Mientras las lloraba abrazándolas con todas sus fuerzas, pensó en Diego. Gritó su nombre mirando con aprensión cómo se derrumbaba la casa, cómo se reducía a unas pocas cenizas, tan poco era lo que poseían. Volvió a gritar y, para su asombro y esperanza, oyó algo indefinido, que podía ser una voz o también el crepitar de las llamas. Aguzó el oído. Ahora sí pudo distinguir con claridad una voz proveniente del pozo. Se incorporó, corrió para asomarse al pretil. Diego estaba allí dentro, colgado a duras penas de un hierro saliente.
No le dijo que no mirase a los cadáveres. Alimenta tu odio, le exhortó. Diego lloró como un hombre y como tal le ayudó a su padre a enterrar a las infelices mujeres. Sobre la tumba Diego juró venganza. A los pocos días lo vieron partir hacia la frontera.
Todavía era demasiado joven para esa vida, mas su espíritu se fue curtiendo con el cierzo de la llanura. Aprendió a cazar animales, a buscar abrigo en la noche y a eludir las patrullas sarracenas. Un día, sin embargo, se vio sorprendido a campo abierto por un grupo de jinetes moros. Sin montura no podía escapar, no había rocas ni montículos en que hacerse fuerte o guarecerse, así que tomó la decisión de vender cara su vida. Desenfundó el puñal damasquinado que había hallado cerca de unas tumbas infieles y se preparó a morir matando.
La suerte, el destino, o tal vez su Dios le fueron propicios. No estarían a más de cien pasos, el ruido de los cascos de caballos llenaba ese espacio, cuando vio que detenían su avance y súbitamente se batían en retirada. Oyó un nombre repetido: Al-Sidi. Se preguntó qué significaba aquella palabra que les inspiraba tanto terror durante unos instantes, los necesarios para girar sobre sus pies y divisar la mesnada de cristianos que se dirigía a él.

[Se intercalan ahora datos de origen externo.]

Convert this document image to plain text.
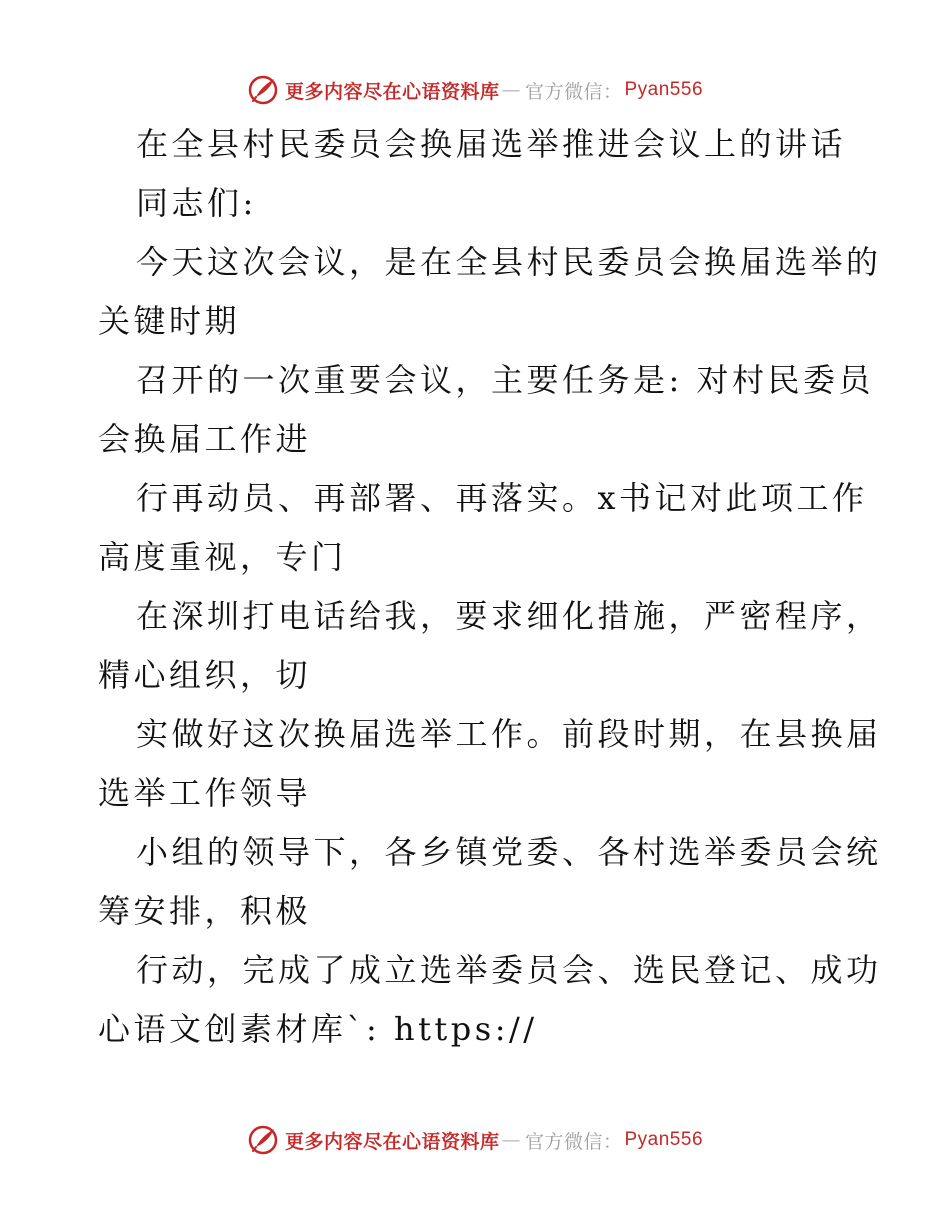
更多内容尽在心语资料库 — 官方微信： Pyan556
在全县村民委员会换届选举推进会议上的讲话
同志们:
今天这次会议，是在全县村民委员会换届选举的
关键时期
召开的一次重要会议，主要任务是: 对村民委员
会换届工作进
行再动员、再部署、再落实。x书记对此项工作
高度重视，专门
在深圳打电话给我，要求细化措施，严密程序，
精心组织，切
实做好这次换届选举工作。前段时期，在县换届
选举工作领导
小组的领导下，各乡镇党委、各村选举委员会统
筹安排，积极
行动，完成了成立选举委员会、选民登记、成功
心语文创素材库`: https://
更多内容尽在心语资料库 — 官方微信： Pyan556
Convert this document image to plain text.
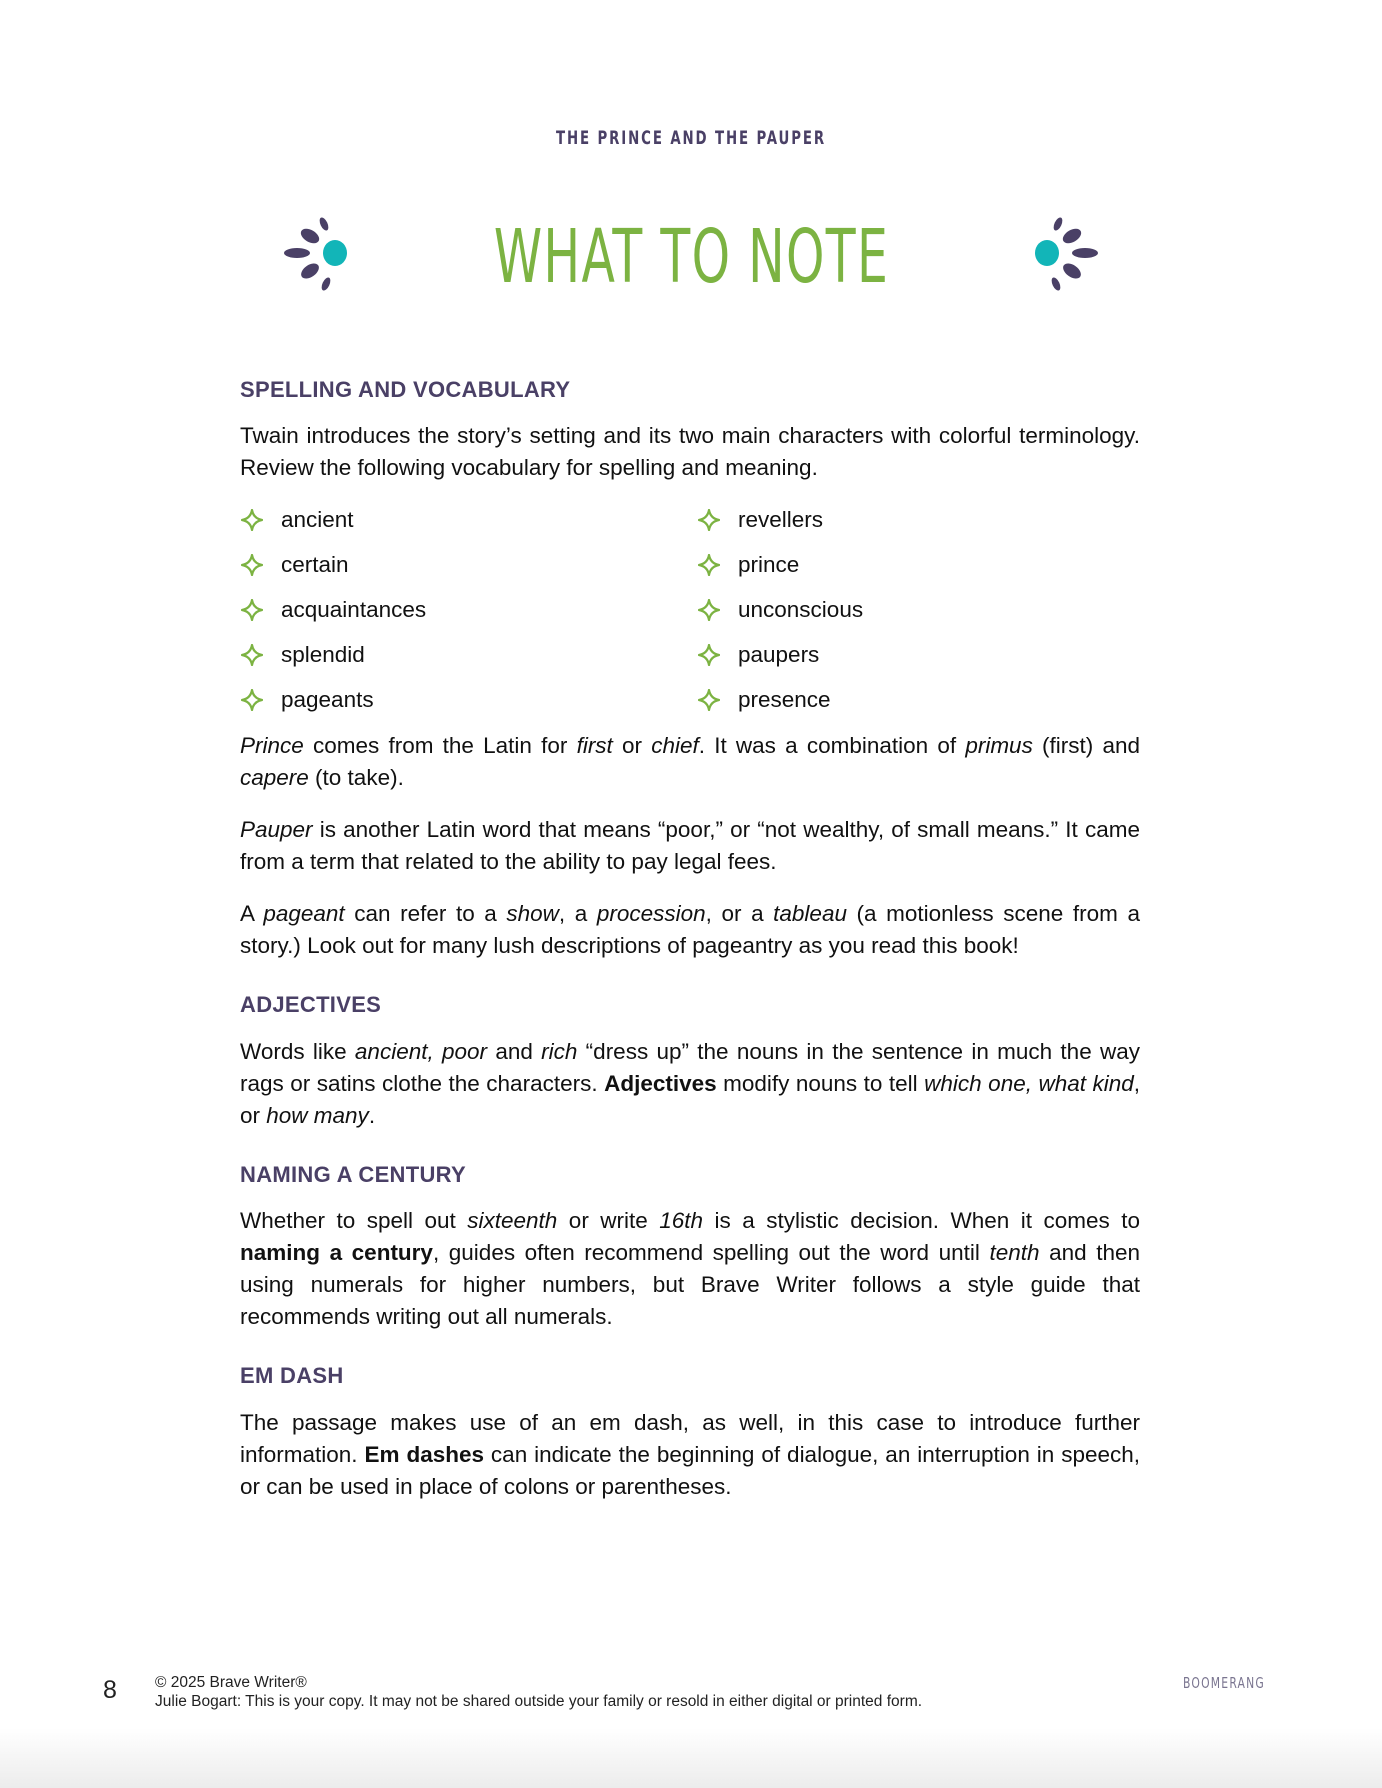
THE PRINCE AND THE PAUPER
WHAT TO NOTE
SPELLING AND VOCABULARY

Twain introduces the story’s setting and its two main characters with colorful terminology. Review the following vocabulary for spelling and meaning.

ancient	revellers
certain	prince
acquaintances	unconscious
splendid	paupers
pageants	presence

Prince comes from the Latin for first or chief. It was a combination of primus (first) and capere (to take).

Pauper is another Latin word that means “poor,” or “not wealthy, of small means.” It came from a term that related to the ability to pay legal fees.

A pageant can refer to a show, a procession, or a tableau (a motionless scene from a story.) Look out for many lush descriptions of pageantry as you read this book!

ADJECTIVES

Words like ancient, poor and rich “dress up” the nouns in the sentence in much the way rags or satins clothe the characters. Adjectives modify nouns to tell which one, what kind, or how many.

NAMING A CENTURY

Whether to spell out sixteenth or write 16th is a stylistic decision. When it comes to naming a century, guides often recommend spelling out the word until tenth and then using numerals for higher numbers, but Brave Writer follows a style guide that recommends writing out all numerals.

EM DASH

The passage makes use of an em dash, as well, in this case to introduce further information. Em dashes can indicate the beginning of dialogue, an interruption in speech, or can be used in place of colons or parentheses.

8 © 2025 Brave Writer®
Julie Bogart: This is your copy. It may not be shared outside your family or resold in either digital or printed form.
BOOMERANG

Por la noche, a la luz de una luna grávida y amarilla, Diego habló de sus andanzas con el lugarteniente de aquel hombre adusto e imponente al que los moros llamaban con temor reverencia Al-Sidi. Todos estaban asombrados con Diego, tanto que aceptaron que se uniese a ellos para ayudar en labores menores. Diego disfrutó gustoso de la compañía de aquellos hombres fuertes, valientes y atrabiliarios que en nada se asemejaban a la servil mansedumbre de los campesinos. Debería aprender de ellos hasta estar preparado para retornar a la frontera.

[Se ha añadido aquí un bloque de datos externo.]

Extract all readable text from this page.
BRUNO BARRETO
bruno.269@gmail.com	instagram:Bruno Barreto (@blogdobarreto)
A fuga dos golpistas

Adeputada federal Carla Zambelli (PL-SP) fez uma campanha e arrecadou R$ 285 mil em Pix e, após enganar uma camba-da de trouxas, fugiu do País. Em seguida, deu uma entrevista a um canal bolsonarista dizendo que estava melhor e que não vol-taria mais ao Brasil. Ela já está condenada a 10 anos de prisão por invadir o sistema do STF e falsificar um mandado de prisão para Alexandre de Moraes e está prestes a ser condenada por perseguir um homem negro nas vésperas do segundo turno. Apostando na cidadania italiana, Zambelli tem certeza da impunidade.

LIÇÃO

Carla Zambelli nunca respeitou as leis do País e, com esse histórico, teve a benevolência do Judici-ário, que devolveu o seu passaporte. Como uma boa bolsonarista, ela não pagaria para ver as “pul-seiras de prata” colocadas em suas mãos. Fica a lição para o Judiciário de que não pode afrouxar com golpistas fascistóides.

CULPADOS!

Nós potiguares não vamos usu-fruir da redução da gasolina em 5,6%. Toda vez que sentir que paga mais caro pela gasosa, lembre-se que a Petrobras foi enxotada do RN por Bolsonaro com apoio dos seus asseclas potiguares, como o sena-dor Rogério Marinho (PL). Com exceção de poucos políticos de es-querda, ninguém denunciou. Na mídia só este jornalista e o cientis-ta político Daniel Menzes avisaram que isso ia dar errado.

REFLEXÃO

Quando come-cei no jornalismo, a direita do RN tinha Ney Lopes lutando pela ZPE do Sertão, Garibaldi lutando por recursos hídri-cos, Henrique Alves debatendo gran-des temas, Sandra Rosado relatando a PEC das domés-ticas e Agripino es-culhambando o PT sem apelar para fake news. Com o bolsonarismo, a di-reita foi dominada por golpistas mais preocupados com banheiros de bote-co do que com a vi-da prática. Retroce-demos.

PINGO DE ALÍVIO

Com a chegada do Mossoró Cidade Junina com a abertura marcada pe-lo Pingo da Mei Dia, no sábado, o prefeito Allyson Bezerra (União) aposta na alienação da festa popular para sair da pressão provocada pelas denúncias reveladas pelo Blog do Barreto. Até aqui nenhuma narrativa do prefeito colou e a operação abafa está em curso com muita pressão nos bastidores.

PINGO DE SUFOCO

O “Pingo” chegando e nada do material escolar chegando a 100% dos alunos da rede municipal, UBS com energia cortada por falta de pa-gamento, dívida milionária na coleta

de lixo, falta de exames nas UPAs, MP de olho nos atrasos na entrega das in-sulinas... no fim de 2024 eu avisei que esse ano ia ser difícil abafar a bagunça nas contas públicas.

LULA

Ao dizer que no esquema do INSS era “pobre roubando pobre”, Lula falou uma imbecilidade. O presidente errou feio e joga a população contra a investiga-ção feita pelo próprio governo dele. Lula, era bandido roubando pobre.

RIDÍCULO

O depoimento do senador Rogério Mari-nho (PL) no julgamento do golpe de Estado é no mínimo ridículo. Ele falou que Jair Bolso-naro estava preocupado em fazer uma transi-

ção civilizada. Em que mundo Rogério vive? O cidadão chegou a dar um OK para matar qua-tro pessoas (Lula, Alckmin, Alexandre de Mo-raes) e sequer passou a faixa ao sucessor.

Nuño, el lugarteniente, le relató una historia oída a un prisionero moro para que así pasasen más leves las horas de vigilancia nocturna.

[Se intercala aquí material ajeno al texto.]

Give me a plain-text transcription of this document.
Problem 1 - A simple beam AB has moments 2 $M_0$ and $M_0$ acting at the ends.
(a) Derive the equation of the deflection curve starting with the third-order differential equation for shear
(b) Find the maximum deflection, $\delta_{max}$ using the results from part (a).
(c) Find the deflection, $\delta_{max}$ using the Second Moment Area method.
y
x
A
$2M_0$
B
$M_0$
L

El relato hablaba de un moro rico cuyo primogénito no hacía más que soñar y fantasear con una mujer a la que sólo había visto, apenas vislumbrado, una vez en la medina. Él, que tendría que llevar el mando de la familia cuando su padre falleciese, descuidaba sus obligaciones para dedicarse a la contemplación y a la poesía. Su hermano, Alí, estaba furioso. Él sí que había heredado el carácter fuerte y voluntarioso de su padre. Él sí que sabía manejar la cimitarra, tratar con los notables, domar caballos, pero la ley paterna era inflexible respecto a los derechos del primogénito.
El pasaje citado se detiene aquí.